Use after writing a business proposal to identify and address weaknesses before sending.

"You are a skeptical client reviewing the following proposal. Identify: (1) the three strongest objections a client would raise, (2) claims that are not sufficiently supported with evidence or specifics, (3) any gaps in the solution description that would create uncertainty, and (4) the single most important thing to add or strengthen before sending. Proposal: [paste proposal]"

## 10. The Learning Accelerator Prompt

Use when you need to quickly understand an unfamiliar topic well enough to have an informed conversation or make a decision.

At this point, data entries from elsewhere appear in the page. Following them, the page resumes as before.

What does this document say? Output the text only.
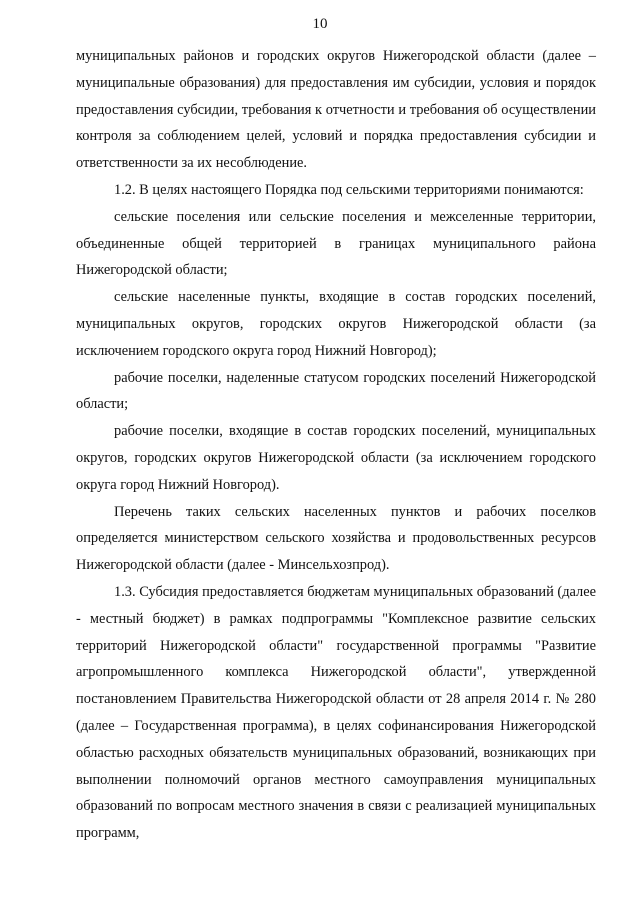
10

муниципальных районов и городских округов Нижегородской области (далее – муниципальные образования) для предоставления им субсидии, условия и порядок предоставления субсидии, требования к отчетности и требования об осуществлении контроля за соблюдением целей, условий и порядка предоставления субсидии и ответственности за их несоблюдение.

1.2. В целях настоящего Порядка под сельскими территориями понимаются:

сельские поселения или сельские поселения и межселенные территории, объединенные общей территорией в границах муниципального района Нижегородской области;

сельские населенные пункты, входящие в состав городских поселений, муниципальных округов, городских округов Нижегородской области (за исключением городского округа город Нижний Новгород);

рабочие поселки, наделенные статусом городских поселений Нижегородской области;

рабочие поселки, входящие в состав городских поселений, муниципальных округов, городских округов Нижегородской области (за исключением городского округа город Нижний Новгород).

Перечень таких сельских населенных пунктов и рабочих поселков определяется министерством сельского хозяйства и продовольственных ресурсов Нижегородской области (далее - Минсельхозпрод).

1.3. Субсидия предоставляется бюджетам муниципальных образований (далее - местный бюджет) в рамках подпрограммы "Комплексное развитие сельских территорий Нижегородской области" государственной программы "Развитие агропромышленного комплекса Нижегородской области", утвержденной постановлением Правительства Нижегородской области от 28 апреля 2014 г. № 280 (далее – Государственная программа), в целях софинансирования Нижегородской областью расходных обязательств муниципальных образований, возникающих при выполнении полномочий органов местного самоуправления муниципальных образований по вопросам местного значения в связи с реализацией муниципальных программ,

"I need to understand [topic] well enough to [specific purpose: e.g., have an informed conversation with a specialist / make a procurement decision / brief my team]. Give me: (1) the core concept in two to three sentences, (2) the five most important things someone in my position needs to know, (3) the most common misconceptions about this topic, and (4) the two or three questions I should ask a specialist to quickly assess their expertise. My background: [brief description of relevant background]."

## Using These Prompts Effectively

Each of these prompts is a starting point. Adjust the parameters in brackets to fit your specific situation. The more specific context you provide, the better the output. After running any of these once, note what worked and what did not and add one or two sentences to the prompt that address the gaps.

The prompts that become genuinely valuable are the ones you refine over time for your specific workflow. Start with these frameworks, then make them yours.